Before Covid, one in 30 companies had half of employees working remotely. That share is expected to jump 900%, with one in three companies supporting remote work at that level, according to a study by Mercer. As organizations adjust to such a big transition in such a short period of time, they’re particularly focused on cybersecurity.
The distributed workforce — where some employees are in the office and some are remote — presents a host of new cybersecurity challenges. With employees working from home, often connecting via their home networks and in some cases using their personal devices, it can be far more difficult to authenticate legitimate users. The security industry has also seen a major uptick—spikes as high as 500%—in phishing, social engineering, and DDoS attacks from bad actors seeking to capitalize on the health crisis.
We talked to cybersecurity consultant Tyler Cohen Wood, former executive director of Cyber Risk and Workforce Development for CyberVista, and Shena Seneca Tharnish, VP of Cybersecurity Products at Comcast Business, about how enterprises should be rethinking their approach to cybersecurity.
Tyler Cohen Wood: Social engineering attacks are usually based on fear and urgency, and with Covid, people are afraid. Hackers know this and they use it to their advantage. We have seen many sophisticated phishing attacks that claim to offer Covid help, but they are well-crafted attacks.
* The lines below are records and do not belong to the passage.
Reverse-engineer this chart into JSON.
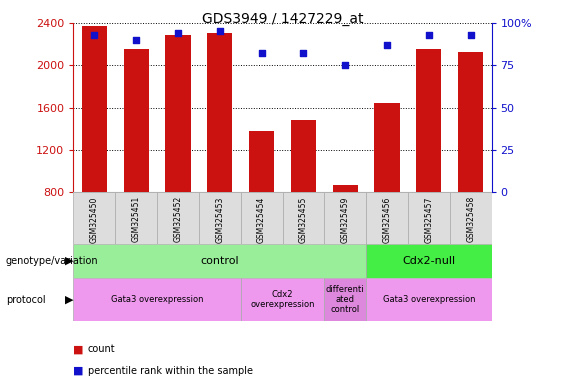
{
  "title": "GDS3949 / 1427229_at",
  "samples": [
    "GSM325450",
    "GSM325451",
    "GSM325452",
    "GSM325453",
    "GSM325454",
    "GSM325455",
    "GSM325459",
    "GSM325456",
    "GSM325457",
    "GSM325458"
  ],
  "counts": [
    2370,
    2150,
    2290,
    2310,
    1380,
    1480,
    870,
    1640,
    2150,
    2130
  ],
  "percentiles": [
    93,
    90,
    94,
    95,
    82,
    82,
    75,
    87,
    93,
    93
  ],
  "ylim_left": [
    800,
    2400
  ],
  "ylim_right": [
    0,
    100
  ],
  "yticks_left": [
    800,
    1200,
    1600,
    2000,
    2400
  ],
  "yticks_right": [
    0,
    25,
    50,
    75,
    100
  ],
  "bar_color": "#cc1111",
  "dot_color": "#1111cc",
  "background_color": "#ffffff",
  "genotype_groups": [
    {
      "label": "control",
      "start": 0,
      "end": 7,
      "color": "#99ee99"
    },
    {
      "label": "Cdx2-null",
      "start": 7,
      "end": 10,
      "color": "#44ee44"
    }
  ],
  "protocol_groups": [
    {
      "label": "Gata3 overexpression",
      "start": 0,
      "end": 4,
      "color": "#ee99ee"
    },
    {
      "label": "Cdx2\noverexpression",
      "start": 4,
      "end": 6,
      "color": "#ee99ee"
    },
    {
      "label": "differenti\nated\ncontrol",
      "start": 6,
      "end": 7,
      "color": "#dd88dd"
    },
    {
      "label": "Gata3 overexpression",
      "start": 7,
      "end": 10,
      "color": "#ee99ee"
    }
  ],
  "left_label_color": "#cc1111",
  "right_label_color": "#1111cc",
  "grid_color": "#000000"
}
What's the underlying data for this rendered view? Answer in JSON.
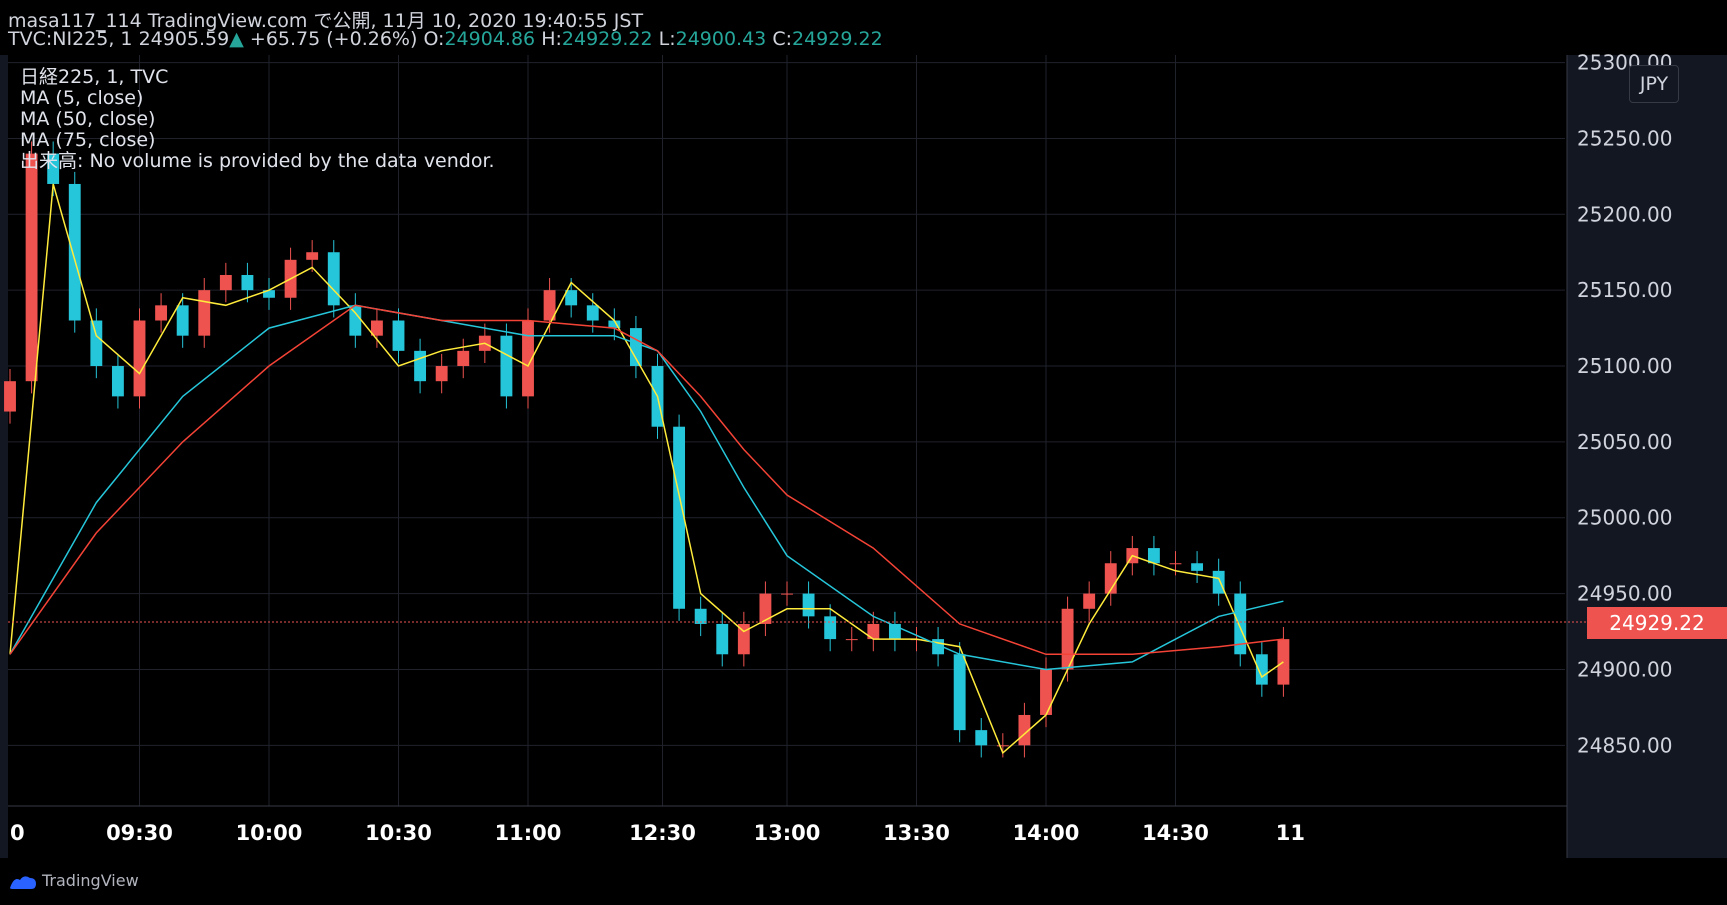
{
  "header": {
    "publisher": "masa117_114 TradingView.com で公開, 11月 10, 2020 19:40:55 JST",
    "symbol": "TVC:NI225, 1",
    "last": "24905.59",
    "change": "+65.75 (+0.26%)",
    "o_label": "O:",
    "o_value": "24904.86",
    "h_label": "H:",
    "h_value": "24929.22",
    "l_label": "L:",
    "l_value": "24900.43",
    "c_label": "C:",
    "c_value": "24929.22"
  },
  "legend": {
    "series": "日経225, 1, TVC",
    "ma5": "MA (5, close)",
    "ma50": "MA (50, close)",
    "ma75": "MA (75, close)",
    "volume": "出来高: No volume is provided by the data vendor."
  },
  "currency_button": "JPY",
  "current_price": "24929.22",
  "footer": {
    "brand": "TradingView"
  },
  "colors": {
    "up": "#ef5350",
    "down": "#26c6da",
    "ma5": "#ffeb3b",
    "ma50": "#26c6da",
    "ma75": "#f44336",
    "background": "#000000",
    "grid": "#1f222b"
  },
  "chart_data": {
    "type": "line",
    "title": "日経225, 1, TVC",
    "y_ticks": [
      "25300.00",
      "25250.00",
      "25200.00",
      "25150.00",
      "25100.00",
      "25050.00",
      "25000.00",
      "24950.00",
      "24900.00",
      "24850.00"
    ],
    "x_ticks": [
      "0",
      "09:30",
      "10:00",
      "10:30",
      "11:00",
      "12:30",
      "13:00",
      "13:30",
      "14:00",
      "14:30",
      "11"
    ],
    "ylim": [
      24810,
      25305
    ],
    "grid": true,
    "series": [
      {
        "name": "日経225",
        "style": "candles",
        "x": [
          "09:00",
          "09:05",
          "09:10",
          "09:15",
          "09:20",
          "09:25",
          "09:30",
          "09:35",
          "09:40",
          "09:45",
          "09:50",
          "09:55",
          "10:00",
          "10:05",
          "10:10",
          "10:15",
          "10:20",
          "10:25",
          "10:30",
          "10:35",
          "10:40",
          "10:45",
          "10:50",
          "10:55",
          "11:00",
          "11:05",
          "11:10",
          "11:15",
          "11:20",
          "11:25",
          "12:30",
          "12:35",
          "12:40",
          "12:45",
          "12:50",
          "12:55",
          "13:00",
          "13:05",
          "13:10",
          "13:15",
          "13:20",
          "13:25",
          "13:30",
          "13:35",
          "13:40",
          "13:45",
          "13:50",
          "13:55",
          "14:00",
          "14:05",
          "14:10",
          "14:15",
          "14:20",
          "14:25",
          "14:30",
          "14:35",
          "14:40",
          "14:45",
          "14:50",
          "14:55"
        ],
        "values": [
          25090,
          25240,
          25220,
          25130,
          25100,
          25080,
          25130,
          25140,
          25120,
          25150,
          25160,
          25150,
          25145,
          25170,
          25175,
          25140,
          25120,
          25130,
          25110,
          25090,
          25100,
          25110,
          25120,
          25080,
          25130,
          25150,
          25140,
          25130,
          25125,
          25100,
          25060,
          24940,
          24930,
          24910,
          24930,
          24950,
          24950,
          24935,
          24920,
          24920,
          24930,
          24920,
          24920,
          24910,
          24860,
          24850,
          24850,
          24870,
          24900,
          24940,
          24950,
          24970,
          24980,
          24970,
          24970,
          24965,
          24950,
          24910,
          24890,
          24920
        ]
      },
      {
        "name": "MA (5, close)",
        "style": "line",
        "x": [
          "09:00",
          "09:10",
          "09:20",
          "09:30",
          "09:40",
          "09:50",
          "10:00",
          "10:10",
          "10:20",
          "10:30",
          "10:40",
          "10:50",
          "11:00",
          "11:10",
          "11:20",
          "12:30",
          "12:40",
          "12:50",
          "13:00",
          "13:10",
          "13:20",
          "13:30",
          "13:40",
          "13:50",
          "14:00",
          "14:10",
          "14:20",
          "14:30",
          "14:40",
          "14:50",
          "14:55"
        ],
        "values": [
          24910,
          25220,
          25120,
          25095,
          25145,
          25140,
          25150,
          25165,
          25135,
          25100,
          25110,
          25115,
          25100,
          25155,
          25130,
          25080,
          24950,
          24925,
          24940,
          24940,
          24920,
          24920,
          24915,
          24845,
          24870,
          24930,
          24975,
          24965,
          24960,
          24895,
          24905
        ]
      },
      {
        "name": "MA (50, close)",
        "style": "line",
        "x": [
          "09:00",
          "09:20",
          "09:40",
          "10:00",
          "10:20",
          "10:40",
          "11:00",
          "11:20",
          "12:30",
          "12:40",
          "12:50",
          "13:00",
          "13:20",
          "13:40",
          "14:00",
          "14:20",
          "14:40",
          "14:55"
        ],
        "values": [
          24910,
          25010,
          25080,
          25125,
          25140,
          25130,
          25120,
          25120,
          25110,
          25070,
          25020,
          24975,
          24935,
          24910,
          24900,
          24905,
          24935,
          24945
        ]
      },
      {
        "name": "MA (75, close)",
        "style": "line",
        "x": [
          "09:00",
          "09:20",
          "09:40",
          "10:00",
          "10:20",
          "10:40",
          "11:00",
          "11:20",
          "12:30",
          "12:40",
          "12:50",
          "13:00",
          "13:20",
          "13:40",
          "14:00",
          "14:20",
          "14:40",
          "14:55"
        ],
        "values": [
          24910,
          24990,
          25050,
          25100,
          25140,
          25130,
          25130,
          25125,
          25110,
          25080,
          25045,
          25015,
          24980,
          24930,
          24910,
          24910,
          24915,
          24920
        ]
      }
    ]
  }
}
Shena Seneca Tharnish: Approaches like the phishing, malware and denial-of-service attacks are being used to exploit businesses, and we're seeing much higher rates of attempted attacks. These are targeted threats using tried-and-true tactics that have been around for many years, but now the network topology has shifted and traditional defense plays are less effective. One of the best long-term solutions to cybersecurity in its current state is to try to segregate your business connectivity from the residential connectivity as much as possible.
Disaster recovery and business continuity
Guidance from experts (e.g., Chief Information Security Officer)
Managed detection and response
Vendor risk management
Physical security expertise
Cloud hosted security
SST: Single sign-on without multifactor authentication won’t work anymore when companies have most of their workforce coming onto their network from the outside, maybe with a VPN connection. You’re trusting that what’s on the other end of that network connection is, in fact, your employee. Adding a layer of multifactor authentication lets you validate that the user is, in fact, trusted.
TCW: Companies may want to re-evaluate bring-your-own device policies that have worked in the past to make sure that those policies are up-to-date and fit in with a company’s overall risk management strategy. Everyone should have a company laptop, and, ideally, a work phone, as well, especially for those with access to sensitive data. The work phone should not have anything personal on it, no social media, no web browsing—it’s only for work.
SST: Capacity was an immediate need that the companies had to address to support a remote workforce. Companies put in more bandwidth capacity for internet connectivity, as well as more infrastructure and license capacity for higher simultaneous workloads for things like session counts and VPN.
VPN provides connectivity back to internal business systems. And with so many applications in the cloud, web security to block malicious phishing, malware and botnet sites, is essential.
As dependency on internet connectivity becomes more crucial to operations, bad actors are disrupting businesses with distributed denial of service attacks. While next generation firewalls can defend against lower volume attacks, service provider DDoS mitigation can help defend against volumetric attacks and avoid loss of service.
SST: In today’s environment, the need for greater security is essential. Companies are considering managed services for several reasons. First, they get another set of eyes on their network in a time of resource constraints. Another reason is that skilled cybersecurity talent is scarce.
An enterprise can benefit from managed security service providers because these providers can monitor the company’s network for threats and detect risks and issues. And then they can respond with remediation in a more timely manner than the company itself may be able to, which frees them up to focus on their core business.
SST: It’s important to have multiple layers of defense. If you can’t isolate your employees, you should ensure that remote access and endpoint protection are current and configured optimally on all devices, as well as set up for frequent automatic updates.
TCW: Companies of all sizes are aware of the importance of having a robust cybersecurity approach that is sustainable and scalable over time. We’ll see companies adopt a more collaborative approach, with technology and employees working together to combat cyber threats. AI will play a bigger role in threat detection and mitigation, adapting to existing and new threats and learning how to better protect enterprise networks and systems.
SST: Having strong cyber resilience can be a competitive advantage, especially when it’s at the forefront of their operations and their commitment to their customers, because users are much more attuned to the impact of cyber threats today than they used to be. Customers will gravitate toward businesses that offer cyber assurances or some level of protection versus those that don’t. You don’t have to be a cybersecurity company, you just have to care about it and express that you’re following best practices. Having good security not only helps protect your business from threats and breaches, which could be costly due to outages and remediation, but security could also boost your brand reputation.
TCW: The biggest advantage is risk avoidance. Companies that are agile adapt to cyber threats faster and are better positioned to deal with threats as they happen. Companies that are typically slower to adopt cybersecurity solutions fall behind and are at greater risk.
The dramatic rise in cyber threats and shift to remote work have businesses tapping new tools and expertise.